Category Archives: Electric Baseboard Heaters

Electric baseboard heaters are zonal heaters controlled by thermostats located within each room of a commercial or residential space. Baseboard heaters contain electric heating elements encased in metal pipes. The pipes, surrounded by aluminum fins to aid heat transfer, run the length of the baseboard heater’s housing. As air within the heater is warmed, it rises into the room, and cooler air is drawn towards the bottom. Deelat’s baseboard heaters are made for durability and longevity, and can be easily installed.

Electric Baseboard Heaters: Tips for Buyers

When it comes to home heating, electric baseboard heaters are a popular choice. They’re cost-effective and attractive – blending in effortlessly with your room’s baseboards – and installation is often efficient and requires only basic electrical know-how.

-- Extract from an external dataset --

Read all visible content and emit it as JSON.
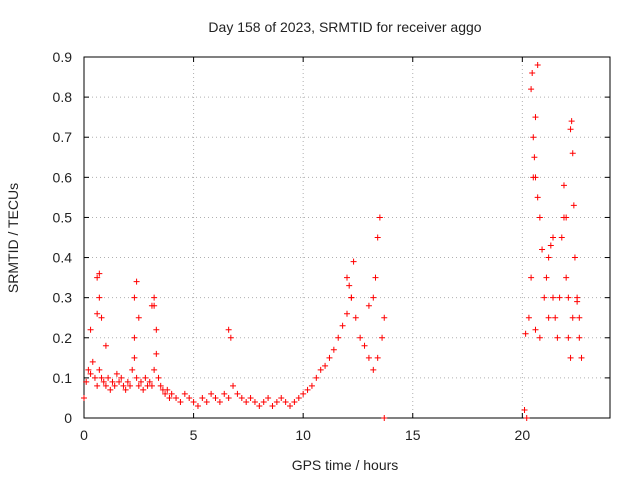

Yet, not all styles and sizes of electric baseboard heaters are the same, and it’s important that you select the correct type of baseboard heater for your home. A heater with the wrong specifications can cause electrical damage, or more severe problems. This can easily be avoided by understanding baseboard heater basics.

First, you should consider the heater’s wattage, voltage, location in the room, and the number of heaters you will be installing in a room.  Understanding these four criteria is important, and it will help you purchase the correct heater.

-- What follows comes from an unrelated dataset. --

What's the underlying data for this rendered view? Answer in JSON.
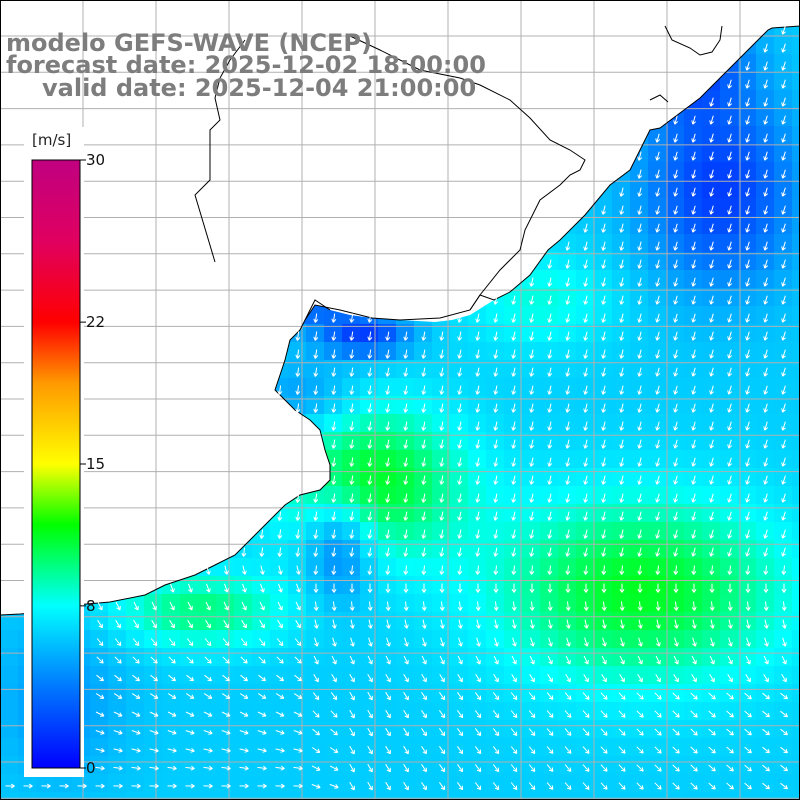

Deelat Electric Baseboard Heater
Deelat Electric Baseboard Heater

Heater Wattage

The size of an electric baseboard heater is given in wattage, and this is one of the most important factors to consider when purchasing a new heater. For example, 1250-watt heaters are a common type, but there are a wide range of values from 500 up to 4,000 watts or more. You need to match the wattage of the heater to the size of the room. This will ensure that the heater can properly heat the entire room.

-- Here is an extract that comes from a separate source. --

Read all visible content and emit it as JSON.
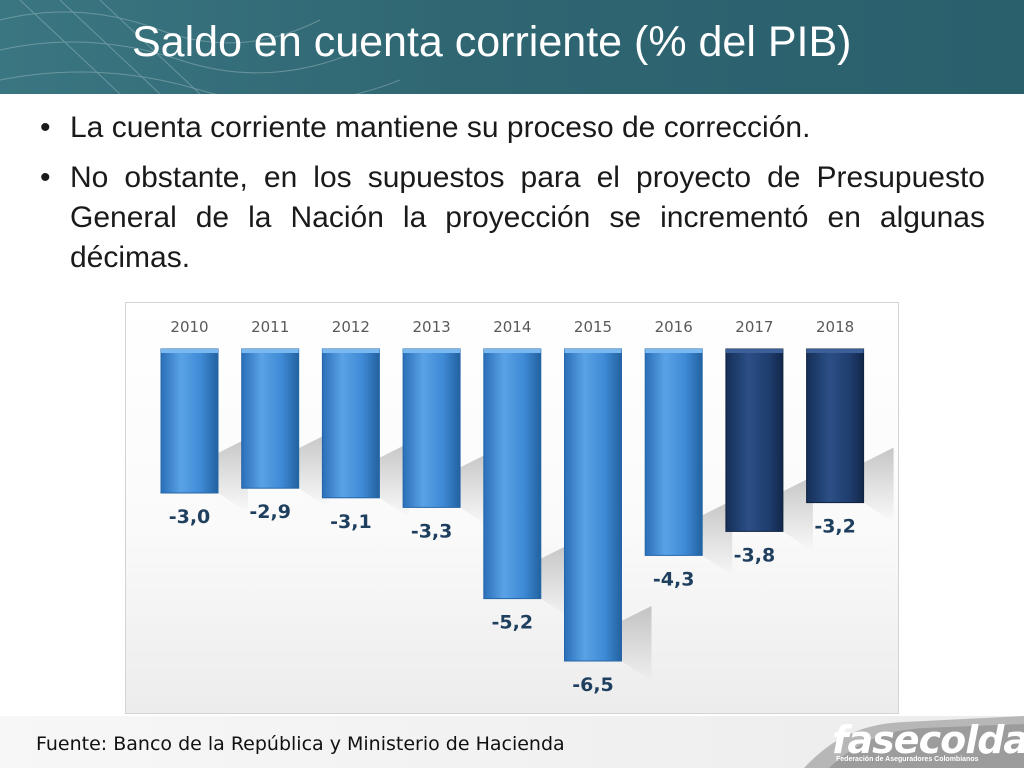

If you select something too small, you run the rise of not creating enough heat, and too big can result in overheating. A rule of thumb: Your heater should provide 10 to 12 watts per square foot. This depends on a variety of factors. Generally, newly constructed homes benefit from better insulation and energy efficient materials, and thus, the 10-watt per square foot mark works just fine. For rooms with high ceilings, lots of windows or rooms in older structures, the wattage per square foot should be closer to 12.

So if you had a room measuring 10×12.5 feet, or 125 square feet, you would select a heater in the range of 1250 to 1500 watts, depending on the room’s insulated value.

Traditional Electric Baseboard Heater
Traditional Electric Baseboard Heater

Understanding Heater Voltage

Like wattage, voltage is another important factor to consider when purchasing baseboard heaters. This is a measure that will require, at least, basic electrical knowledge, because you’ll need to match the heater’s voltage to the available voltage where you want to install it.

For instance, 120V and 240V systems are widely available, but they aren’t interchangeable. Using the incorrect voltage can damage the heater itself, especially with hydronic electrical heaters, and cause uneven heating. A 120V on a 240V outlet will only produce a quarter of the heat, while a 240V heater on an available 120V circuit could potentially fry the heating element.

If you’re unsure of the voltage your home can support, you should contact a licensed electrician who can answer that question. Generally, the larger the room, the more volts the heater will need, and for rooms greater than 150 square feet, a 240V and above heater is the way to go.

Installation: Location, Number of Heaters Being Installed

Larger rooms may require more than one heater for proper temperature control, and in most cases, additional heaters can be installed in one space. The biggest thing to consider in these cases is again matching the home’s available voltage, circuit space and amperage to that of the heaters. Generally, a 240V outlet will support two baseboard heaters.

Finally, baseboard heaters provide a ton of flexibility in setup, but there are a few rules that you’ll want to follow. First, choose a location without obstruction, which could include drapes, electrical wiring and carpeting. The carpet should not obstruct the bottom, air-intake of the heater. As far as location, baseboard heaters are often placed on an outside wall, as these walls often lose heat the fastest. This enables the coldest wall to heat first.